La Banque du Canada n'en restera pas là. Demain, on s'attend à ce qu'elle sorte la planche à billets. Question d'épauler les banques, quoique déjà solides, pour accroître leurs liquidités et ainsi faciliter le crédit aux entreprises et aux consommateurs.

«Nous ne sommes pas sortis du bois», a averti le président américain Barack Obama, il y a quelques jours, en pesant ses mots. Les développements récents lui donnent raison. Pas plus tard qu'hier, un rapport du Fonds monétaire international prévoyait que les institutions financières encaisseraient des pertes de 4100 milliards de dollars à l'échelle mondiale. À elles seules, les banques américaines assumeront les deux tiers du recul.

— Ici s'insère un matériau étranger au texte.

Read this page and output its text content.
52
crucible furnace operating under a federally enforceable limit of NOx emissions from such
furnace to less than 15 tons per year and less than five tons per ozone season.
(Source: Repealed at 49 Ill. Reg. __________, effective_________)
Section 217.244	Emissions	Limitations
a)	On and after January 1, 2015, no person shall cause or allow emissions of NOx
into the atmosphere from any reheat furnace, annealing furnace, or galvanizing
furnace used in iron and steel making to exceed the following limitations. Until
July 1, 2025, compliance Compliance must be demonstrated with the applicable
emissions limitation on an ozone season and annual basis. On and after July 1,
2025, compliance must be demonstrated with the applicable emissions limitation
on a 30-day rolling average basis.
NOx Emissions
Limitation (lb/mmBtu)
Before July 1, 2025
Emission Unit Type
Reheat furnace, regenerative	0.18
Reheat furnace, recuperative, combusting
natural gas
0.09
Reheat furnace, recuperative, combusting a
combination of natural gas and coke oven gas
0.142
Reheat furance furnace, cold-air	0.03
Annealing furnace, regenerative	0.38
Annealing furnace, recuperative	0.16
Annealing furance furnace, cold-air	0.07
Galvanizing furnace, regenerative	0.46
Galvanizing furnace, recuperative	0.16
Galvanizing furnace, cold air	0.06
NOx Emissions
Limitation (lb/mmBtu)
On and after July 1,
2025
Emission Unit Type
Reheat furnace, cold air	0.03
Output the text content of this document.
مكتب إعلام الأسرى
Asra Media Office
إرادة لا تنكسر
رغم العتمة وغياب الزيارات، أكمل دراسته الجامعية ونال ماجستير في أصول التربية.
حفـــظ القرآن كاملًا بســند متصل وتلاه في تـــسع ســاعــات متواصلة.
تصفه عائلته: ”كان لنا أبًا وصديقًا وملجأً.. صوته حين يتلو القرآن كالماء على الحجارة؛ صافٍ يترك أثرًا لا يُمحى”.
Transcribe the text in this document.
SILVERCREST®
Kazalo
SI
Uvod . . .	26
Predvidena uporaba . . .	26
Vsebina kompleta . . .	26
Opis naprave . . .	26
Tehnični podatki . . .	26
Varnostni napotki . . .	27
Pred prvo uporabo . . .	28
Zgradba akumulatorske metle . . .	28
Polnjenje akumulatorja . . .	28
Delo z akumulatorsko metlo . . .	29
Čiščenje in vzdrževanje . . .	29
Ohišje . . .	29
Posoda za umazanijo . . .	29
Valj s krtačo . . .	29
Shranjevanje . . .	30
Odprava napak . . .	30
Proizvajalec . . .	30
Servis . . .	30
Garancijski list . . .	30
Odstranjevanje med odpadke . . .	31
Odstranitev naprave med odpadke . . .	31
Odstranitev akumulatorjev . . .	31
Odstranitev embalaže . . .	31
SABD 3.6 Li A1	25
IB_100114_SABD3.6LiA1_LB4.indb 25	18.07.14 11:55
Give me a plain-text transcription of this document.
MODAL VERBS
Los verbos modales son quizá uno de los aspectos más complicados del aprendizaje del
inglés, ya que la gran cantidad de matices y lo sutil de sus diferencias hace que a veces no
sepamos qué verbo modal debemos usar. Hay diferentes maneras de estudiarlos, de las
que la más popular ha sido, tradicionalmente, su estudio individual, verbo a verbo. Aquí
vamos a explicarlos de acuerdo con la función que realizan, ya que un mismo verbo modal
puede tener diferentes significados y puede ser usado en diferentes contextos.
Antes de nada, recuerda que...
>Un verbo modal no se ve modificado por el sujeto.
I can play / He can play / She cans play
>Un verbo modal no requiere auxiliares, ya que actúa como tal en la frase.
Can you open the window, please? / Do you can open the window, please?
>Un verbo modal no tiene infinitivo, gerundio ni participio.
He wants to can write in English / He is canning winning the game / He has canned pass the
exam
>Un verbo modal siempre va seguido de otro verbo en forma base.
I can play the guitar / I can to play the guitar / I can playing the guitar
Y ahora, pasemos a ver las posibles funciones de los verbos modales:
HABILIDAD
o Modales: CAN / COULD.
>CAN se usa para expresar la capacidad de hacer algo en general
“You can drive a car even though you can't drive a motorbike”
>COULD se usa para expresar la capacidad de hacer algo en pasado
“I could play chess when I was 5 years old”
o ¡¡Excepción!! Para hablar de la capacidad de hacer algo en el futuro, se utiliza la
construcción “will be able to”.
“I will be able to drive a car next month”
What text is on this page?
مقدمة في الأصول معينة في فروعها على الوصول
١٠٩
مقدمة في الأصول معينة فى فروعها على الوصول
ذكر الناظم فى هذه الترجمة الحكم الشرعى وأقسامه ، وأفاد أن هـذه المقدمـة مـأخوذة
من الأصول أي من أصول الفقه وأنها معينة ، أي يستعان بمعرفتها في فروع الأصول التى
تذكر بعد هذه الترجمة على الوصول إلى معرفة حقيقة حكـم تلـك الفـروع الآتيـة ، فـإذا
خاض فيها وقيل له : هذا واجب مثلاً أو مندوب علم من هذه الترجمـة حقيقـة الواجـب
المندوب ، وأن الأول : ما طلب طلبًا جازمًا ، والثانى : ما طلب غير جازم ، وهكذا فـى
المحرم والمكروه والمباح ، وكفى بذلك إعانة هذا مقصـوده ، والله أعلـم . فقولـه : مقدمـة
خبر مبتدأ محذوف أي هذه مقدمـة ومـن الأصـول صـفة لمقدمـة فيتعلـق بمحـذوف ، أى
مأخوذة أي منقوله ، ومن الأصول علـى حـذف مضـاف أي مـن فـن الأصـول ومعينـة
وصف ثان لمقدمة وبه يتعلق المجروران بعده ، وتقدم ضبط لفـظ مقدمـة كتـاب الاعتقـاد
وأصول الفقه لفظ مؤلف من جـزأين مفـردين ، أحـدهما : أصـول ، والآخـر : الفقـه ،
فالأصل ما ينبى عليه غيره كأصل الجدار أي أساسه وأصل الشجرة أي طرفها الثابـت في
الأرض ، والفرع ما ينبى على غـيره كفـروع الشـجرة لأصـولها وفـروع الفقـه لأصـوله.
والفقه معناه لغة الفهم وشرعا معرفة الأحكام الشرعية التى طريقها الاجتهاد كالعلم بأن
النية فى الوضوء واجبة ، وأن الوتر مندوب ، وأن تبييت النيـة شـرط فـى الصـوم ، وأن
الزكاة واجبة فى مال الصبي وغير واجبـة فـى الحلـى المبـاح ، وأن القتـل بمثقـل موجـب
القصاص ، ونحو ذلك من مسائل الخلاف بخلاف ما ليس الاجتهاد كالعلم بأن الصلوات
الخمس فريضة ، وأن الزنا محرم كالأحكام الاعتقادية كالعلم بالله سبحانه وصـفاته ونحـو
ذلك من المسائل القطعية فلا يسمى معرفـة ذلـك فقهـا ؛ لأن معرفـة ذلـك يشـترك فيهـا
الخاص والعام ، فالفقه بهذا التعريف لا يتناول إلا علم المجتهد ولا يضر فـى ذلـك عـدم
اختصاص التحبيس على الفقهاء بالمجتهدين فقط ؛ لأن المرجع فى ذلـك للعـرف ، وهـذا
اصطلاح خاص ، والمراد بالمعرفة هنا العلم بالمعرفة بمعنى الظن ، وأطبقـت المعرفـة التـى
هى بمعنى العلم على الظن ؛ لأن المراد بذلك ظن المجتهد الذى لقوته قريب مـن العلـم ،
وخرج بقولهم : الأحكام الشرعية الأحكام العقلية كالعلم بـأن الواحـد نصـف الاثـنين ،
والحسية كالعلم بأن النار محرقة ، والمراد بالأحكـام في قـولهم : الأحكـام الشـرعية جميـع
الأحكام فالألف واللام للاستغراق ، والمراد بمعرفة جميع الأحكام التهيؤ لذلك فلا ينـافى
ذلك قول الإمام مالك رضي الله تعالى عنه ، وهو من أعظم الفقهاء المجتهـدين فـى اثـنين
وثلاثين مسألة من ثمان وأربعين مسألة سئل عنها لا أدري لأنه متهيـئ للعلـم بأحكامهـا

Tout en annonçant avoir retrouvé le chemin de la rentabilité, Bank of America a ébranlé les marchés financiers lundi en augmentant de 60% ses provisions pour créances douteuses. Face à un marché immobilier chancelant et un taux de chômage galopant, les Américains ont de plus en plus de difficultés à rembourser leurs dettes de cartes de crédit. Le secteur financier est en meilleure santé qu'à l'automne, vrai, mais les défauts de paiement pourraient plomber son bilan pendant encore un bon bout de temps. L'annonce de Bank of America a porté un coup dur à l'embellie boursière des six dernières semaines.

Dès l'automne dernier, l'économiste Nouriel Roubini, réputé pour avoir prédit l'ampleur de la présente débâcle financière, avait évoqué le spectre d'une crise des cartes de crédit potentiellement aussi dévastatrice que la dégringolade du marché immobilier aux États-Unis. Le taux d'endettement élevé des Canadiens forcera les banques à redoubler de vigilance.

Espérons maintenant que la Banque du Canada n'aura pas à réviser encore à la baisse ses prévisions de croissance. Son coffre à outils est de moins en moins garni.